The present structural configuration of Exmouth Plateau was initiated by rifting in the Triassic to Middle Jurassic, followed by northwest-oriented sea floor spreading. The western margin has a normal rifted structure, while the southern margin structure was dominated by transform motion. The complex rifted and sheared northern margin contains at least one crustal block of post-breakup igneous origin.
Below a rift onset unconformity of Neocomian age lies a thick Triassic paralic sequence to the south, while farther north the unconformity is of Callovian age and overlies a Jurassic sequence of Tethyan carbonates, coal measures, and volcanics. The post-breakup sequence consists of Late Jurassic-Cenomanian deltaic and shelf clastics, overlain by thin Late Cretaceous-Tertiary shallow marine to pelagic carbonates. Exmouth Plateau therefore represents classic rift to mature ocean stage development of a sediment-starved passive margin. The large fault blocks in the rifted Triassic-Jurassic sequences and large areal closures in the Cretaceous deltas encouraged petroleum exploration over the last two decades. The rifted section was shown to be gas prone, while the overlying section proved t be largely immature.
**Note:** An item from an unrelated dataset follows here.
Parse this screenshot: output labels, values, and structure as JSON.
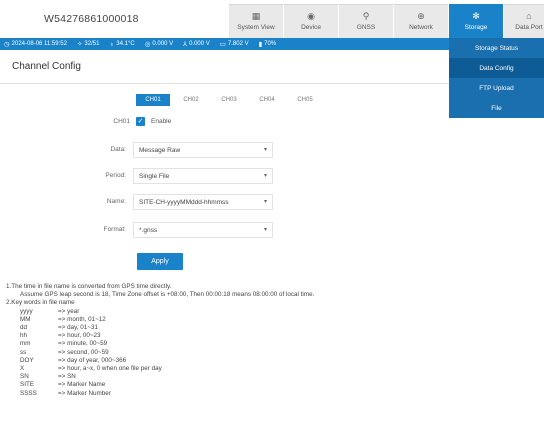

The opportunity to continuously core a complete rift to mature ocean stage passive margin sequence and the ability to test the Vail sea level curve in the Indian Ocean have made Exmouth Plateau an important site on Leg 121 of the Ocean Drilling Program, scheduled for 1988.
AAPG Search and Discovery Article #91038©1987 AAPG Annual Convention, Los Angeles, California, June 7-10, 1987.